To participate in the workshop activities, you will need to bring your own computer and have a Cyverse account. Cyverse accounts may be freely created here: https://user.cyverse.org/
Time | Topic | Presenter |
---|---|---|
8:30 - 9:00 | Overview and introductions (Presentation and Discussion) | Matt Vaughn |
9:00 - 9:20 | Connect laptops to online resources (Hands-on) | John Fonner |
9:20 - 10:15 | Containerization tutorial (Hands-on) | Matt Vaughn |
10:15 - 10:45 | Coffee break | |
10:45 - 11:05 | Cyverse Science APIs (Presentation) | John Fonner |
11:05 - 12:00 | Hacking session 1: Systems and Data movement (Hands-on) | John Fonner |
12:00 - 13:00 | Lunch | |
13:00 - 13:50 | Hacking session 2: Scalable Analyses (Hands-on) | Matt Vaughn |
13:50 - 14:10 | Metadata and Reproducibility (Presentation and Discussion) | John Fonner |
14:10 - 14:50 | Hacking session 3: Metadata, Reproducibility, and Collaboration (Hands-on) | John Fonner |
14:50 - 15:30 | Workflow example (Hands-on) | John Fonner |
15:30 - 16:00 | Coffee break | |
16:00 - 16:30 | User Interfaces (Presentation) | Matt Vaughn |
16:30 - 17:15 | Real world applications (Q&A Session and Discussion) | |
17:15 - 17:30 | Closing thoughts |
- Build Containers – Like gift wrapping for code, it makes any scrappy workflow more socially acceptable.
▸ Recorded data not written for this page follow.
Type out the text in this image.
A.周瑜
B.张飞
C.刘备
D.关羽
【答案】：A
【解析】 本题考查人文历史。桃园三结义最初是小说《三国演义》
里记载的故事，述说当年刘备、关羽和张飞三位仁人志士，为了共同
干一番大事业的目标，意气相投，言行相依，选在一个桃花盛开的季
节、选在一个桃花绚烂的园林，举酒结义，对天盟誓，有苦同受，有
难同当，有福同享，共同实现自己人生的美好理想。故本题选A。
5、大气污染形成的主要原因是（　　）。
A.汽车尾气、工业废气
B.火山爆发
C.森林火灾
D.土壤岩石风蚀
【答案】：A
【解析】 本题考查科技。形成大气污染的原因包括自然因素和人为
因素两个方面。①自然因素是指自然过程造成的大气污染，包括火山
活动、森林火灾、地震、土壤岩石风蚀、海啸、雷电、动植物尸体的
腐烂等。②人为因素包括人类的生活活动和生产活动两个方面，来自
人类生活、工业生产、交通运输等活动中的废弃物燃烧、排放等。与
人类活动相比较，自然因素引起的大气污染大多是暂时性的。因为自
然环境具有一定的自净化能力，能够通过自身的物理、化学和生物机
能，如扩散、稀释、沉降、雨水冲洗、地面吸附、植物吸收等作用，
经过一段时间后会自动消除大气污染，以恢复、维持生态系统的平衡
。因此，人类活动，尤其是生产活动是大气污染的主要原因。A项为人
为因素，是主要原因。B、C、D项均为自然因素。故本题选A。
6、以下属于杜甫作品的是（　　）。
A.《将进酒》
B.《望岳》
Containers let you (and everyone else) run your workflows almost anywhere and get the same answers.
- Use Science APIs – Once your workflows are containerized, Science APIs are the key to bending all computers to your will. It is perhaps the most powerful way to collaborate, capture metadata, orchestrate workflows, share data, and scale compute power.
- Publish responsibly – Capturing computational workflows only in the methods section of a paper or by posting source code is woefully insufficient now. Why not let your reviewers repeat your calculations with a few clicks?